To extract information from data, a wide variety of data mining techniques are employed.
These include:
->classification
->clustering
->association rule learning
->regression
->anomaly detection
->sequential pattern mining
Depending on data characteristics, batch or real-time processing can be used. The first one works for big amounts of data collected over a certain period. Real-time processing applies to systems with dynamically updated data, the example of which is Google Analytics real-time overview report that reflects the website user activity happening here and now.
Classification
Classification is used to divide data into predetermined groups or classes. This data mining technique determines the class to which a record belongs based on the values of several attributes. The goal is to sort data into predefined classes. Most commonly, classification involves predicting a target variable that can take on one of two or more possible values (e.g., spam/not spam; positive or neutral/negative review) given one or more input variables called predictors.
![](https://codelido.com/assets/files/2022-12-27/1672131915-394225-image.png)
Clustering
Clustering is a technique for grouping related entries in a database into clusters based on their similarities. Whereas classification assigns variables into known categories, the clustering technique first singles out these clusters in the dataset and then groups variables based on their characteristics.
For example, you can cluster customers into groups according to the sales data – those who regularly buy pet food or specific drinks and who are stable in their preferences and customer behavior. Once you establish these clusters, you can easily target them with customized advertisements.
Clustering has a wide range of applications:
->medical diagnostics
->computational biology
->text mining
->web analytics
![](https://codelido.com/assets/files/2022-12-27/1672132033-97569-image.png)
Association rule learning
Association rule learning discovers if-then patterns between two or more variables. The simplest example is the association between buying bread and butter. People that buy bread usually get butter with it, and vice versa. That is why you will find these two products close to one another in a grocery store.

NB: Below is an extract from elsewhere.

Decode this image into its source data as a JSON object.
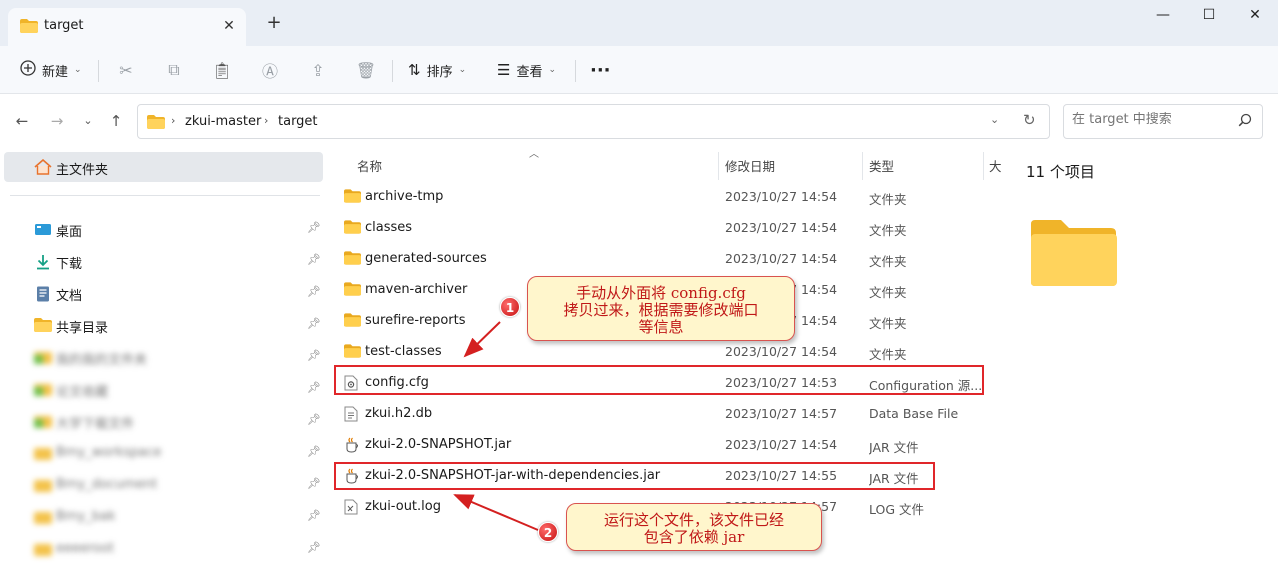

However, the link may be not that direct. For instance, in 2004 Walmart discovered that the sales of Strawberry Pop-Tarts were at their peak before the hurricane. People stocked up not only the necessities like batteries but also these popular desserts. In retrospect, the psychological motivation is quite obvious: during emergencies, your favorite food gives you a sense of security, and tarts with a long shelf life are a perfect option. But to determine this relationship, it was necessary to apply data mining techniques.
![](https://codelido.com/assets/files/2022-12-27/1672132055-623002-image.png)
Regression
Regression establishes a relationship between variables. Its goal is to discover the right function that describes the relationship. If a linear function (y = ax + b) is used, the process is called linear regression analysis. For other types of dependencies, methods such as multiple linear regression, polynomial regression, etc. can be used.
Its most common application is planning and modeling. One example is forecasting customers’ age based on their purchase history. We can also predict costs based on such variables as consumer demand – for example, a surge of prices on the secondary market due to the increased demand for cars in the US.
Anomaly detection
Anomaly detection is a data mining technique used to identify outliers (values that deviate from the norm). For example, in e-commerce datasets, it can detect unusual sales during a given week at a store location. Among other things, it can be used to discover credit or debit fraud and identify intrusion or interruption in the network.